(…) “No entanto, já pela colina as ninfas, servas da deusa, desciam, trazendo à cabeça e amparando com o braço redondo, os jarros de vinho, os sacos de couro, que a intendenta venerável mandara para abastecer a jangada. Silenciosamente, o herói lançou uma tábua desde a areia até ao bordo dos altos toros. E, enquanto sobre ela as ninfas passavam, ligeiras, com as manilhas de ouro tilintando nos pés luzidios, Ulisses, atento, contando os sacos e os odres, gozava no seu nobre coração a abundância generosa. Mas, amarrados com cordas às cavilhas aqueles fardos excelentes, todas as ninfas, lentamente, se sentaram sobre o areal em torno da deusa, para contemplarem a despedida, o embarque, as manobras do herói sobre o dorso das águas… Então uma cólera lampejou nos largos olhos de Ulisses. E, diante de Calipso, cruzando furiosamente os valentes braços:
- Ó deusa, pensas na verdade que nada falta para que eu largue a vela e navegue? Onde estão os ricos presentes que me deves? Oito anos, oito duros anos, fui o hóspede magnífico da tua ilha, da tua gruta, do teu leito… Sempre os deuses imortais determinaram que aos hóspedes, no momento amigo da partida, se ofertem consideráveis presentes! Onde estão elas, ó deusa, essas riquezas abundantes que me deves por costume da Terra e lei do Céu?
(…) – Ó Ulisses, tu és claramente o mais interesseiro dos homens! E também o mais desconfiado, pois que supões que uma deusa negaria os presentes devidos àquele que amou… Sossega, ó subtil herói…Os ricos presentes não tardam, largos e brilhantes.
E, certamente, pela colina suave, outras ninfas desciam, ligeiras, com os véus a ondular, trazendo nos braços alfaias lustrosas, que ao sol rutilavam! O magnânimo Ulisses estendeu as mãos, os olhos devoradores… E enquanto elas passavam sobre a tábua rangente, o herói astuto contava, avaliava no seu nobre espírito os escabelos de marfim, os rolos de telas bordadas, os cântaros de bronze lavrados, os escudos cravejados de pedras… Tão rico e belo era o vaso de ouro que a derradeira ninfa sustentava no ombro, que Ulisses deteve a ninfa, arrebatou o vaso, sopesou, mirou, e gritou, com soberbo riso estridente:
- Na verdade, este ouro é bom!
Depois (…), cortou a corda que prendia a jangada ao tronco de um roble e saltou para o alto bordo que a espuma envolvia. Mas então recordou que nem beijara a generosa e ilustre Calipso! Rápido, arremessando o manto, pulou através da espuma, correu pela areia e pousou um beijo sereno na fronte aureolada da deusa. Ela segurou de leve o seu ombro robusto:
- Quantos males te esperam, ó desgraçado! Antes ficasses, para toda a imortalidade, na minha ilha perfeita, entre os meus braços perfeitos…
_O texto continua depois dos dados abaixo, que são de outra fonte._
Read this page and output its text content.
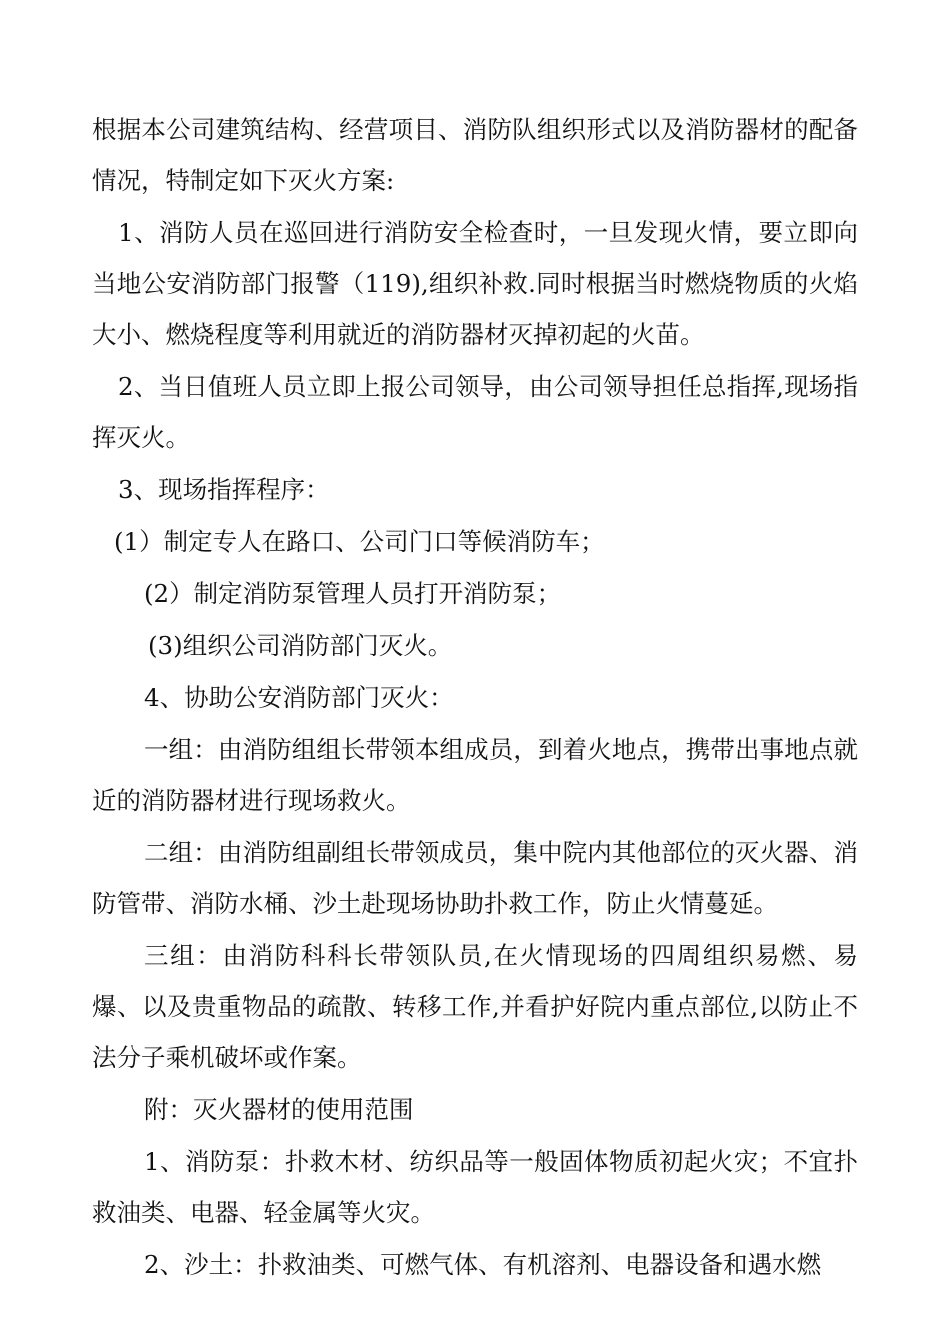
根据本公司建筑结构、经营项目、消防队组织形式以及消防器材的配备情况，特制定如下灭火方案:

1、消防人员在巡回进行消防安全检查时，一旦发现火情，要立即向当地公安消防部门报警（119),组织补救.同时根据当时燃烧物质的火焰大小、燃烧程度等利用就近的消防器材灭掉初起的火苗。

2、当日值班人员立即上报公司领导，由公司领导担任总指挥,现场指挥灭火。

3、现场指挥程序：

(1）制定专人在路口、公司门口等候消防车；

(2）制定消防泵管理人员打开消防泵；

(3)组织公司消防部门灭火。

4、协助公安消防部门灭火：

一组：由消防组组长带领本组成员，到着火地点，携带出事地点就近的消防器材进行现场救火。

二组：由消防组副组长带领成员，集中院内其他部位的灭火器、消防管带、消防水桶、沙土赴现场协助扑救工作，防止火情蔓延。

三组：由消防科科长带领队员,在火情现场的四周组织易燃、易爆、以及贵重物品的疏散、转移工作,并看护好院内重点部位,以防止不法分子乘机破坏或作案。

附：灭火器材的使用范围

1、消防泵：扑救木材、纺织品等一般固体物质初起火灾；不宜扑救油类、电器、轻金属等火灾。

2、沙土：扑救油类、可燃气体、有机溶剂、电器设备和遇水燃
Ulisses recuou, com um brado magnífico:
- Ó deusa, o irreparável e supremo mal está na tua perfeição!
E, através da vaga, fugiu, trepou sofregamente à jangada, soltou a vela, fendeu o mar, partiu para os trabalhos, para as tormentas, para as misérias – para a delícia das coisas imperfeitas!”
Eça de Queirós, "A Perfeição". Contos. Lisboa. Bertrand, 2008.
1 comentário:
Partamos, pois, humanos que somos, para a delícia das coisas não perfeitas.
Sem, contudo, perdermos de vista o horizonte da perfeição das coisas.